That goes against my intuition, because the performance would be more impacted (beneficial to have an index) where you have very few bits set on a boolean field.
If you have 10m users and 100 have "IsPremium = 1" then an index massively speeds up anything with WHERE IsPremium = 1, compared to if the data is fairly evenly spread between IsPremium = 1 and IsPremium = 0 where an index won't be much benefit.
So low sales would increase the need for an index.
That said, I'm assuming searching for "Users WHERE IsPremium = 1" is a fairly rare thing, so an index might not make much difference either way.
You wouldn't need any of these WHERE clauses if you have all the premium users in one table. Even managing the users in both tables in pretty trivial when you just add someone as they pay and remove them as the premium account expires.
Two relations with a one-to-one relationship implies identical primary keys. Most implementations default to creating an index on the primary key.
In this case, the premium user table only needs the user id primary key/surrogate key because it only contains premium users. A query starting with this table is naturally constrained to only premium user rows. You can think of this sort of like a partial index.

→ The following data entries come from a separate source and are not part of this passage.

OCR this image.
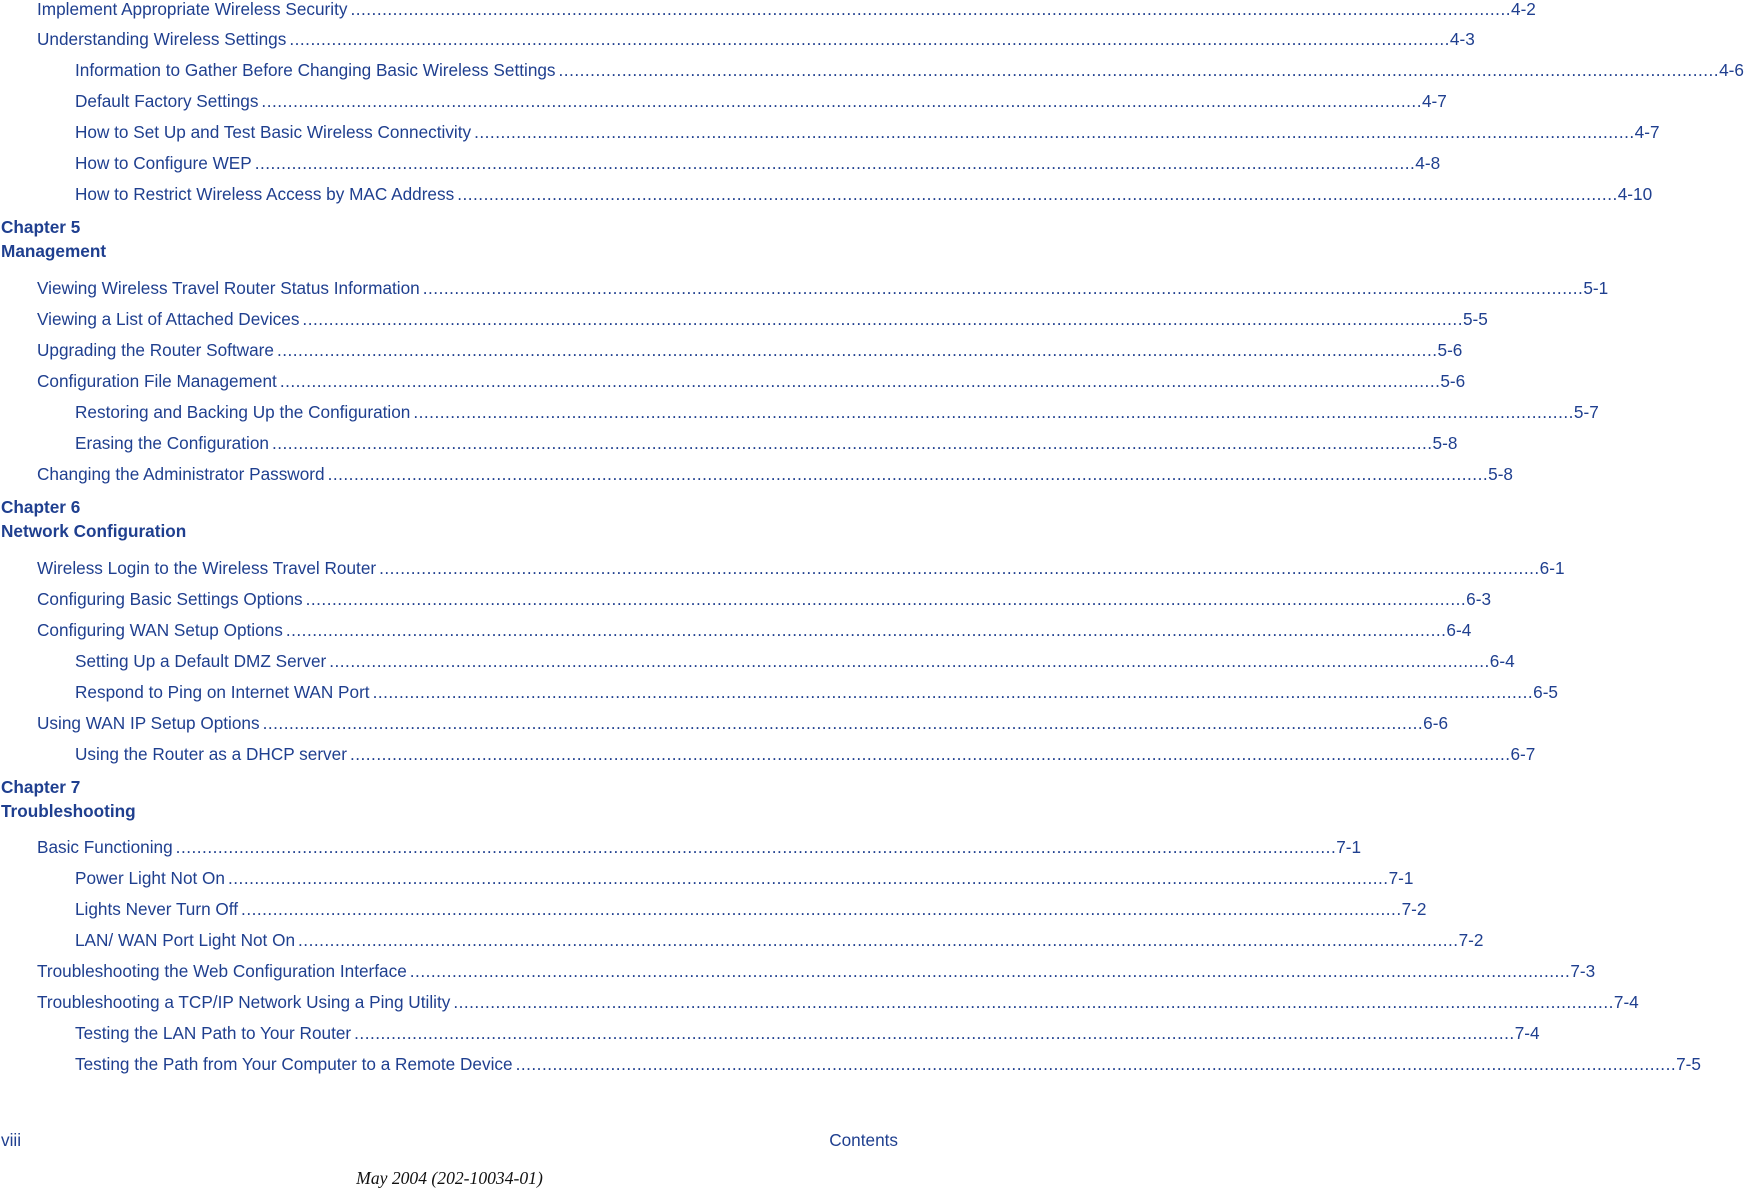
Implement Appropriate Wireless Security ............................................................................................................................................................................................................................ 4-2
Understanding Wireless Settings ............................................................................................................................................................................................................................ 4-3
Information to Gather Before Changing Basic Wireless Settings ............................................................................................................................................................................................................................ 4-6
Default Factory Settings ............................................................................................................................................................................................................................ 4-7
How to Set Up and Test Basic Wireless Connectivity ............................................................................................................................................................................................................................ 4-7
How to Configure WEP ............................................................................................................................................................................................................................ 4-8
How to Restrict Wireless Access by MAC Address ............................................................................................................................................................................................................................ 4-10
Chapter 5
Management
Viewing Wireless Travel Router Status Information ............................................................................................................................................................................................................................ 5-1
Viewing a List of Attached Devices ............................................................................................................................................................................................................................ 5-5
Upgrading the Router Software ............................................................................................................................................................................................................................ 5-6
Configuration File Management ............................................................................................................................................................................................................................ 5-6
Restoring and Backing Up the Configuration ............................................................................................................................................................................................................................ 5-7
Erasing the Configuration ............................................................................................................................................................................................................................ 5-8
Changing the Administrator Password ............................................................................................................................................................................................................................ 5-8
Chapter 6
Network Configuration
Wireless Login to the Wireless Travel Router ............................................................................................................................................................................................................................ 6-1
Configuring Basic Settings Options ............................................................................................................................................................................................................................ 6-3
Configuring WAN Setup Options ............................................................................................................................................................................................................................ 6-4
Setting Up a Default DMZ Server ............................................................................................................................................................................................................................ 6-4
Respond to Ping on Internet WAN Port ............................................................................................................................................................................................................................ 6-5
Using WAN IP Setup Options ............................................................................................................................................................................................................................ 6-6
Using the Router as a DHCP server ............................................................................................................................................................................................................................ 6-7
Chapter 7
Troubleshooting
Basic Functioning ............................................................................................................................................................................................................................ 7-1
Power Light Not On ............................................................................................................................................................................................................................ 7-1
Lights Never Turn Off ............................................................................................................................................................................................................................ 7-2
LAN/ WAN Port Light Not On ............................................................................................................................................................................................................................ 7-2
Troubleshooting the Web Configuration Interface ............................................................................................................................................................................................................................ 7-3
Troubleshooting a TCP/IP Network Using a Ping Utility ............................................................................................................................................................................................................................ 7-4
Testing the LAN Path to Your Router ............................................................................................................................................................................................................................ 7-4
Testing the Path from Your Computer to a Remote Device ............................................................................................................................................................................................................................ 7-5
viii	Contents
May 2004 (202-10034-01)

One consequence of this approach is that queries filtering only for non-premium users will be more expensive.
Having a separate table containing all the premium users is different than an extra column in the normal user table. In the extra table example you don't really need an index (in premium user table) if you have only 100 premium users
If you have 10m users and 100 have "IsPremium = 1" then an index massively speeds up anything with WHERE IsPremium = 1, compared to if the data is fairly evenly spread between IsPremium = 1 and IsPremium = 0 where an index won't be much benefit.
So low sales would increase the need for an index.
That said, I'm assuming searching for "Users WHERE IsPremium = 1" is a fairly rare thing, so an index might not make much difference either way.